Duncan Watts is a computational social scientist interested in social and organizational networks, collective dynamics of human systems, web-based experiments, and analysis of large-scale digital data, including the production, consumption, and absorption of news.
Duncan Watts is the Stevens University Professor and twenty-third Penn Integrates Knowledge University Professor at the University of Pennsylvania. In addition to his appointment at the Annenberg School, he holds faculty appointments in the Department of Computer and Information Science in the School of Engineering and Applied Science, and the Department of Operations, Information and Decisions in the Wharton School, where he is the inaugural Rowan Fellow.
Before coming to Penn, Watts was a principal researcher at Microsoft Research (MSR) and a founding member of the MSR-NYC lab. He was also an AD White Professor at Large at Cornell University. Prior to joining MSR in 2012, he was a professor of Sociology at Columbia University, and then a principal research scientist at Yahoo! Research, where he directed the Human Social Dynamics group.
His research on social networks and collective dynamics has appeared in a wide range of journals, from Nature, Science, and Physical Review Letters to the American Journal of Sociology and Harvard Business Review, and has been recognized by the 2009 German Physical Society Young Scientist Award for Socio and Econophysics, the 2013 Lagrange-CRT Foundation Prize for Complexity Science, and the 2014 Everett M. Rogers Award.

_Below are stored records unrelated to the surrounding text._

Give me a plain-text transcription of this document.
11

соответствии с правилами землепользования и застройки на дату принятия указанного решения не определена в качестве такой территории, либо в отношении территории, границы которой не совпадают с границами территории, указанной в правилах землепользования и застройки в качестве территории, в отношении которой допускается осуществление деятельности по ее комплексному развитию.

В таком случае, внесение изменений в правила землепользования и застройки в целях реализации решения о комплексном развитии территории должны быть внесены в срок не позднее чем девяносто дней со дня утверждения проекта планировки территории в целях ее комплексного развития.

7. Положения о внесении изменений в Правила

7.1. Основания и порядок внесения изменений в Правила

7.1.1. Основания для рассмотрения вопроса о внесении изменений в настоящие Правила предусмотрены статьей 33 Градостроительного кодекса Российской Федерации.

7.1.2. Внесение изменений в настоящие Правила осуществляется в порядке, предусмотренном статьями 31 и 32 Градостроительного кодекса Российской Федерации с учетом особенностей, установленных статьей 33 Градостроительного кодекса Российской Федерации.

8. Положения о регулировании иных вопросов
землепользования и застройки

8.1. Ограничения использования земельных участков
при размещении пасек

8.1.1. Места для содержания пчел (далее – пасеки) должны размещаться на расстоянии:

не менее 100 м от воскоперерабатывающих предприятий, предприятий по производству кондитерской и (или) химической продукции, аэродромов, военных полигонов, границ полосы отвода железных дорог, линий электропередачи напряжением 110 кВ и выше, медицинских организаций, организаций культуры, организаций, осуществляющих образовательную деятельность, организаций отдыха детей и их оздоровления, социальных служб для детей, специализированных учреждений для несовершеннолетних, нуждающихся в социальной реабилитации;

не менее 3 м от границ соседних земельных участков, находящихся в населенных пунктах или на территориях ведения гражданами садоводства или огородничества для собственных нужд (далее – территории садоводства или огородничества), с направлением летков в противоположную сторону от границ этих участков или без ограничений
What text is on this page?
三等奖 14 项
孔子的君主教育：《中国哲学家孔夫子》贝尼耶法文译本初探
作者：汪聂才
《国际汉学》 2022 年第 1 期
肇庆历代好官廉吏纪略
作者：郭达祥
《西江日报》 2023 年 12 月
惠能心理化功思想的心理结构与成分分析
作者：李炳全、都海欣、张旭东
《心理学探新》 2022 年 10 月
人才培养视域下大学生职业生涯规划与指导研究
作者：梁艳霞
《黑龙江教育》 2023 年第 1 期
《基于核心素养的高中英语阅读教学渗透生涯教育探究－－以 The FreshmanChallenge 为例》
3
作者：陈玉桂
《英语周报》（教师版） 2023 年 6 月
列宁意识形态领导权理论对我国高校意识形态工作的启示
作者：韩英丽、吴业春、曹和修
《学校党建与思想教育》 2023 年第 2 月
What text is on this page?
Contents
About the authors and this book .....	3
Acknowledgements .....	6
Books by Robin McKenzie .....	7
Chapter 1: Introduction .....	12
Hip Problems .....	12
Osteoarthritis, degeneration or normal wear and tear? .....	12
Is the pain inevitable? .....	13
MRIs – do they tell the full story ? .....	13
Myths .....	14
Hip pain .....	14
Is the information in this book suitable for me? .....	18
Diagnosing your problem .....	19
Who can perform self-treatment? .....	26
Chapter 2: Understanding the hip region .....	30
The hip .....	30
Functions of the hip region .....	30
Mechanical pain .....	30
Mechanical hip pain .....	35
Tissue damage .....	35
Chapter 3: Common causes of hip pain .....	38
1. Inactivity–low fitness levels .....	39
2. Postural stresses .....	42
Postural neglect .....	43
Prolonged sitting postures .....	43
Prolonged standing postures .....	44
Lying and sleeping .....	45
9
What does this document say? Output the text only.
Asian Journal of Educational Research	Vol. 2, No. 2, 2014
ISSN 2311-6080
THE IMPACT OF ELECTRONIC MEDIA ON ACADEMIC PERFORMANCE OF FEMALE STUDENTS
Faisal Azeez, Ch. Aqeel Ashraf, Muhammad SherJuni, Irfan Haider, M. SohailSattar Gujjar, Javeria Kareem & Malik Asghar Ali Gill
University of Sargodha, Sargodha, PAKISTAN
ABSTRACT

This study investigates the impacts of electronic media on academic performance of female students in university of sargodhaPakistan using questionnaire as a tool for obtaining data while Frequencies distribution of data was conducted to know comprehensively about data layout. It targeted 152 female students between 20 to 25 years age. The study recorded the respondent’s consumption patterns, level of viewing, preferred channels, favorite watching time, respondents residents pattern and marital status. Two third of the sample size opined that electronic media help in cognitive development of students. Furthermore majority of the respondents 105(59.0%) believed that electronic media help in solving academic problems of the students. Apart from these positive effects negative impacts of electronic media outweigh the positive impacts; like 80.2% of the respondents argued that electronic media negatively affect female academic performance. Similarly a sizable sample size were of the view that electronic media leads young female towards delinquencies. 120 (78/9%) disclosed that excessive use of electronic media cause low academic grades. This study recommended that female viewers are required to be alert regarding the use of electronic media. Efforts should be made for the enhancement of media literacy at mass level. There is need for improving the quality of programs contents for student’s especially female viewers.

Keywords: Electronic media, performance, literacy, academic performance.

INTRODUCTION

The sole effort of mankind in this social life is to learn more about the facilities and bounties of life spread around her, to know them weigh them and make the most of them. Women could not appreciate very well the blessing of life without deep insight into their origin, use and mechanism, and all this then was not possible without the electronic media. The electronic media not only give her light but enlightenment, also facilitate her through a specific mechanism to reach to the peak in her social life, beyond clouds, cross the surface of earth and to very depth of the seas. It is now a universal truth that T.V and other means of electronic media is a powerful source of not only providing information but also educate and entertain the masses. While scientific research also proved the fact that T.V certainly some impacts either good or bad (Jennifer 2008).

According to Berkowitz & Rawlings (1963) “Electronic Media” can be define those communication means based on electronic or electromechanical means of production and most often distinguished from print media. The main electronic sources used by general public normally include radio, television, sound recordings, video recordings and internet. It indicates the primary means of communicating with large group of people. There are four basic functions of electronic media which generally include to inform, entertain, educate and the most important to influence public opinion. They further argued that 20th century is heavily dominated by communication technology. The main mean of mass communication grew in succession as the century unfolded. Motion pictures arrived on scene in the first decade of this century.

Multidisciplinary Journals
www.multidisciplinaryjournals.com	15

He was named an inaugural fellow of the Network Science Society in 2018 and a Carnegie Fellow in 2020.
Watts is the author of three books: Six Degrees: The Science of a Connected Age (W.W. Norton 2003), Small Worlds: The Dynamics of Networks between Order and Randomness (Princeton University Press 1999), and Everything is Obvious: Once You Know The Answer (Crown Business 2011).
He holds a B.Sc. in Physics from the Australian Defence Force Academy, from which he also received his officer’s commission in the Royal Australian Navy, and a Ph.D. in Theoretical and Applied Mechanics from Cornell University.